Standing in lobby of 180 Roslyn, a brand-new upscale apartment complex in Osborne Village, is a grey locker measuring less than two metres tall and a little over a metre wide. It is installed with three security cameras, a computer with a touch screen and 12 compartments of various sizes lined with infrared technology.
Designed by Toronto-based Snaile Canada, the first smart locker in Winnipeg looks and operates like a heavy-duty bank machine. Yet, as more people go online to shop, it may revolutionize package delivery.
Susan Feldman, a co-developer of the complex and a champion for the installation of the machine, said she wanted the smart locker because there have been instances where packages were delivered but had to be left in the hallway, creating a fire hazard and leaving them open to theft.
"Clearly, it provides tremendous convenience," Feldman said. "And with Amazon, online shopping becoming so popular, we wanted to make life easier and more seamless for our tenants."
Kirstin Thomas, on-boarding specialist for Snaile, demonstrated how the machine works.
To deliver a package, someone chooses English or French labels, the size of the package and the unit to which it is addressed.
There’s a metallic thud as a door swings open, allowing the delivery person to insert the package into a slot.
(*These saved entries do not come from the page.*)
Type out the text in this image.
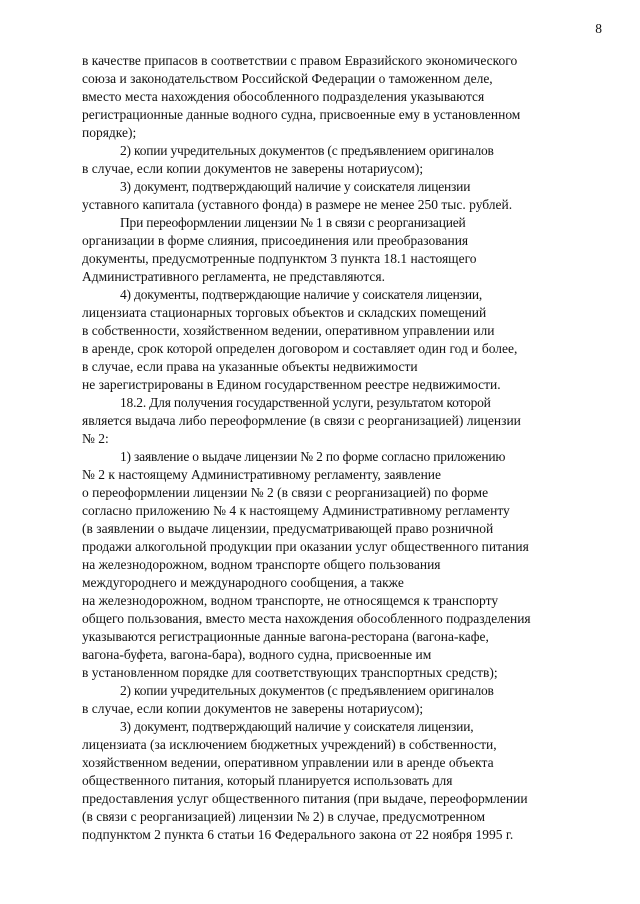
8

в качестве припасов в соответствии с правом Евразийского экономического
союза и законодательством Российской Федерации о таможенном деле,
вместо места нахождения обособленного подразделения указываются
регистрационные данные водного судна, присвоенные ему в установленном
порядке);

2) копии учредительных документов (с предъявлением оригиналов
в случае, если копии документов не заверены нотариусом);

3) документ, подтверждающий наличие у соискателя лицензии
уставного капитала (уставного фонда) в размере не менее 250 тыс. рублей.

При переоформлении лицензии № 1 в связи с реорганизацией
организации в форме слияния, присоединения или преобразования
документы, предусмотренные подпунктом 3 пункта 18.1 настоящего
Административного регламента, не представляются.

4) документы, подтверждающие наличие у соискателя лицензии,
лицензиата стационарных торговых объектов и складских помещений
в собственности, хозяйственном ведении, оперативном управлении или
в аренде, срок которой определен договором и составляет один год и более,
в случае, если права на указанные объекты недвижимости
не зарегистрированы в Едином государственном реестре недвижимости.

18.2. Для получения государственной услуги, результатом которой
является выдача либо переоформление (в связи с реорганизацией) лицензии
№ 2:

1) заявление о выдаче лицензии № 2 по форме согласно приложению
№ 2 к настоящему Административному регламенту, заявление
о переоформлении лицензии № 2 (в связи с реорганизацией) по форме
согласно приложению № 4 к настоящему Административному регламенту
(в заявлении о выдаче лицензии, предусматривающей право розничной
продажи алкогольной продукции при оказании услуг общественного питания
на железнодорожном, водном транспорте общего пользования
междугороднего и международного сообщения, а также
на железнодорожном, водном транспорте, не относящемся к транспорту
общего пользования, вместо места нахождения обособленного подразделения
указываются регистрационные данные вагона-ресторана (вагона-кафе,
вагона-буфета, вагона-бара), водного судна, присвоенные им
в установленном порядке для соответствующих транспортных средств);

2) копии учредительных документов (с предъявлением оригиналов
в случае, если копии документов не заверены нотариусом);

3) документ, подтверждающий наличие у соискателя лицензии,
лицензиата (за исключением бюджетных учреждений) в собственности,
хозяйственном ведении, оперативном управлении или в аренде объекта
общественного питания, который планируется использовать для
предоставления услуг общественного питания (при выдаче, переоформлении
(в связи с реорганизацией) лицензии № 2) в случае, предусмотренном
подпунктом 2 пункта 6 статьи 16 Федерального закона от 22 ноября 1995 г.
Thomas said each slot has an infrared sensor to detect packages. Once detected, a notification will be sent to the package recipient via text message or email that their parcel has arrived. The recipient will receive reminders to pick up their package every 24 hours.
"It’s meant to be stupid simple," Thomas said. "We’re trying to cover all age groups, all cultures across Canada. So it has to be straightforward."
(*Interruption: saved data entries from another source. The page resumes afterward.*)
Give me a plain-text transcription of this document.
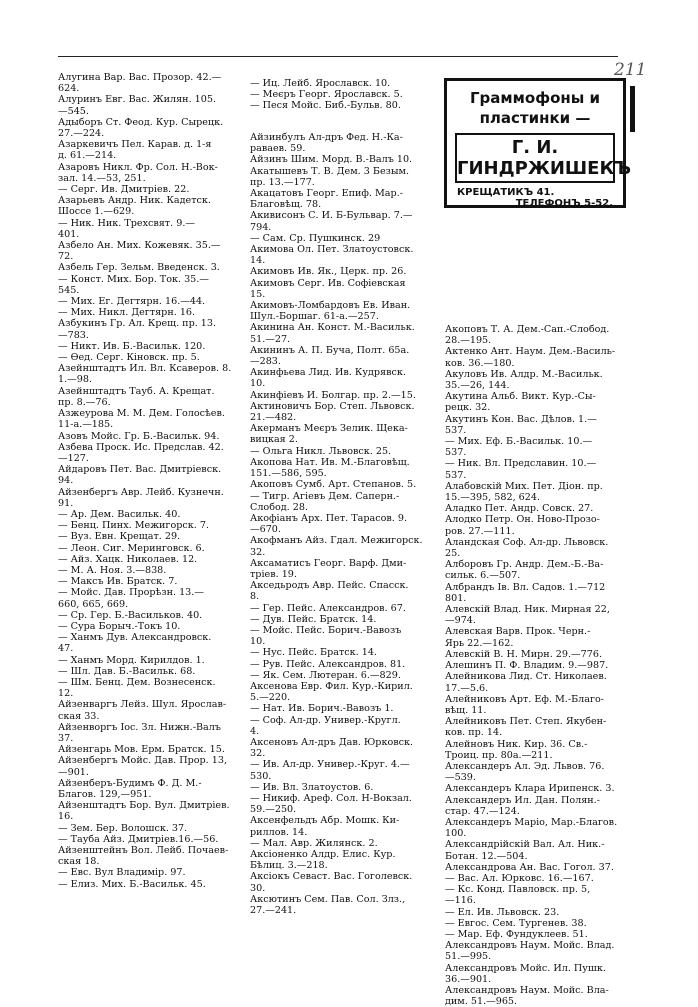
211
Алугина Вар. Вас. Прозор. 42.—
624.
Алуринъ Евг. Вас. Жилян. 105.
—545.
Адыборъ Ст. Феод. Кур. Сырецк.
27.—224.
Азаркевичъ Пел. Карав. д. 1-я
д. 61.—214.
Азаровъ Никл. Фр. Сол. Н.-Вок-
зал. 14.—53, 251.
— Серг. Ив. Дмитріев. 22.
Азарьевъ Андр. Ник. Кадетск.
Шоссе 1.—629.
— Ник. Ник. Трехсвят. 9.—
401.
Азбело Ан. Мих. Кожевяк. 35.—
72.
Азбель Гер. Зельм. Введенск. 3.
— Конст. Мих. Бор. Ток. 35.—
545.
— Мих. Ег. Дегтярн. 16.—44.
— Мих. Никл. Дегтярн. 16.
Азбукинъ Гр. Ал. Крещ. пр. 13.
—783.
— Никт. Ив. Б.-Васильк. 120.
— Өед. Серг. Кіновск. пр. 5.
Азейнштадтъ Ил. Вл. Ксаверов. 8.
1.—98.
Азейнштадтъ Тауб. А. Крещат.
пр. 8.—76.
Азжеурова М. М. Дем. Голосѣев.
11-а.—185.
Азовъ Мойс. Гр. Б.-Васильк. 94.
Азбева Проск. Ис. Предслав. 42.
—127.
Айдаровъ Пет. Вас. Дмитріевск.
94.
Айзенбергъ Авр. Лейб. Кузнечн.
91.
— Ар. Дем. Васильк. 40.
— Бенц. Пинх. Межигорск. 7.
— Вуз. Евн. Крещат. 29.
— Леон. Сиг. Меринговск. 6.
— Айз. Хацк. Николаев. 12.
— М. А. Ноя. 3.—838.
— Максъ Ив. Братск. 7.
— Мойс. Дав. Прорѣзн. 13.—
660, 665, 669.
— Ср. Гер. Б.-Васильков. 40.
— Сура Борыч.-Токъ 10.
— Ханмъ Дув. Александровск.
47.
— Ханмъ Морд. Кирилдов. 1.
— Шл. Дав. Б.-Васильк. 68.
— Шм. Бенц. Дем. Вознесенск.
12.
Айзенваргъ Лейз. Шул. Ярослав-
ская 33.
Айзенворгъ Іос. Зл. Нижн.-Валъ
37.
Айзенгарь Мов. Ерм. Братск. 15.
Айзенбергъ Мойс. Дав. Прор. 13,
—901.
Айзенберъ-Будимъ Ф. Д. М.-
Благов. 129,—951.
Айзенштадтъ Бор. Вул. Дмитріев.
16.
— Зем. Бер. Волошск. 37.
— Тауба Айз. Дмитріев.16.—56.
Айзенштейнъ Вол. Лейб. Почаев-
ская 18.
— Евс. Вул Владимір. 97.
— Елиз. Мих. Б.-Васильк. 45.
— Иц. Лейб. Ярославск. 10.
— Меєръ Георг. Ярославск. 5.
— Песя Мойс. Биб.-Бульв. 80.
Айзинбулъ Ал-дръ Фед. Н.-Ка-
раваев. 59.
Айзинъ Шим. Морд. В.-Валъ 10.
Акатышевъ Т. В. Дем. 3 Безым.
пр. 13.—177.
Акацатовъ Георг. Епиф. Мар.-
Благовѣщ. 78.
Акивисонъ С. И. Б-Бульвар. 7.—
794.
— Сам. Ср. Пушкинск. 29
Акимова Ол. Пет. Златоустовск.
14.
Акимовъ Ив. Як., Церк. пр. 26.
Акимовъ Серг. Ив. Софіевская
15.
Акимовъ-Ломбардовъ Ев. Иван.
Шул.-Боршаг. 61-а.—257.
Акинина Ан. Конст. М.-Васильк.
51.—27.
Акининъ А. П. Буча, Полт. 65а.
—283.
Акинфьева Лид. Ив. Кудрявск.
10.
Акинфіевъ И. Болгар. пр. 2.—15.
Актиновичъ Бор. Степ. Львовск.
21.—482.
Акерманъ Меєръ Зелик. Щека-
вицкая 2.
— Ольга Никл. Львовск. 25.
Акопова Нат. Ив. М.-Благовѣщ.
151.—586, 595.
Акоповъ Сумб. Арт. Степанов. 5.
— Тигр. Агіевъ Дем. Саперн.-
Слобод. 28.
Акофіанъ Арх. Пет. Тарасов. 9.
—670.
Акофманъ Айз. Гдал. Межигорск.
32.
Аксаматисъ Георг. Варф. Дми-
тріев. 19.
Акседьродъ Авр. Пейс. Спасск.
8.
— Гер. Пейс. Александров. 67.
— Дув. Пейс. Братск. 14.
— Мойс. Пейс. Борич.-Вавозъ
10.
— Нус. Пейс. Братск. 14.
— Рув. Пейс. Александров. 81.
— Як. Сем. Лютеран. 6.—829.
Аксенова Евр. Фил. Кур.-Кирил.
5.—220.
— Нат. Ив. Борич.-Вавозъ 1.
— Соф. Ал-др. Универ.-Кругл.
4.
Аксеновъ Ал-дръ Дав. Юрковск.
32.
— Ив. Ал-др. Универ.-Круг. 4.—
530.
— Ив. Вл. Златоустов. 6.
— Никиф. Ареф. Сол. Н-Вокзал.
59.—250.
Аксенфельдъ Абр. Мошк. Ки-
риллов. 14.
— Мал. Авр. Жилянск. 2.
Аксіоненко Алдр. Елис. Кур.
Бѣлиц. 3.—218.
Аксіокъ Севаст. Вас. Гоголевск.
30.
Аксютинъ Сем. Пав. Сол. Злз.,
27.—241.
Граммофоны и
пластинки —
Г. И. ГИНДРЖИШЕКЪ
КРЕЩАТИКЪ 41.
ТЕЛЕФОНЪ 5-52.
Акоповъ Т. А. Дем.-Сап.-Слобод.
28.—195.
Актенко Ант. Наум. Дем.-Василь-
ков. 36.—180.
Акуловъ Ив. Алдр. М.-Васильк.
35.—26, 144.
Акутина Альб. Викт. Кур.-Сы-
рецк. 32.
Акутинъ Кон. Вас. Дѣлов. 1.—
537.
— Мих. Еф. Б.-Васильк. 10.—
537.
— Ник. Вл. Предславин. 10.—
537.
Алабовскій Мих. Пет. Діон. пр.
15.—395, 582, 624.
Аладко Пет. Андр. Совск. 27.
Алодко Петр. Он. Ново-Прозо-
ров. 27.—111.
Аландская Соф. Ал-др. Львовск.
25.
Алборовъ Гр. Андр. Дем.-Б.-Ва-
сильк. 6.—507.
Албрандъ Ів. Вл. Садов. 1.—712
801.
Алевскій Влад. Ник. Мирная 22,
—974.
Алевская Варв. Прок. Черн.-
Ярь 22.—162.
Алевскій В. Н. Мирн. 29.—776.
Алешинъ П. Ф. Владим. 9.—987.
Алейникова Лид. Ст. Николаев.
17.—5.6.
Алейниковъ Арт. Еф. М.-Благо-
вѣщ. 11.
Алейниковъ Пет. Степ. Якубен-
ков. пр. 14.
Алейновъ Ник. Кир. 36. Св.-
Троиц. пр. 80а.—211.
Александеръ Ал. Эд. Львов. 76.
—539.
Александеръ Клара Ирипенск. 3.
Александеръ Ил. Дан. Полян.-
стар. 47.—124.
Александеръ Маріо, Мар.-Благов.
100.
Александрійскій Вал. Ал. Ник.-
Ботан. 12.—504.
Александрова Ан. Вас. Гогол. 37.
— Вас. Ал. Юрковс. 16.—167.
— Кс. Конд. Павловск. пр. 5,
—116.
— Ел. Ив. Львовск. 23.
— Евгос. Сем. Тургенев. 38.
— Мар. Еф. Фундуклеев. 51.
Александровъ Наум. Мойс. Влад.
51.—995.
Александровъ Мойс. Ил. Пушк.
36.—901.
Александровъ Наум. Мойс. Вла-
дим. 51.—965.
Thomas noted that tenants have access to the machine 24-7 and do not have to be on-site to accept a delivery. She said an access code will be sent to the recipient that will be punched in when they pick up the package.
Resident manager Rick Friesen said the smart locker has already been used by a handful of residents.
"It was seamless," Friesen said. "It was like ordering your food at McDonald’s."
Thomas says the smart locker has a computer connected to the cloud, where data about packages — such as size — is stored for up to three months.
The master smart locker, as Snaile calls it, is equipped with a set number of slots of various sizes. But should a building require more slots of a certain size, Thomas said, Snaile and the building manager could review the data and order an attachment to the master locker to meet the demand.
Snaile is still in its infancy. Thomas said the company was in the works for a few years, and its first locker was installed about a year ago.
Smart lockers have been installed in other Canadian cities such as Montreal, Ottawa, Toronto and Vancouver, and Thomas said a locker may soon be installed in Saskatoon.
Snaile partnered with Mississauga, Ont.-based moving company AMJ Campbell, which ships and installs the machines. The company also manufactures refrigerated lockers for people who order groceries online from services such as Hello Fresh.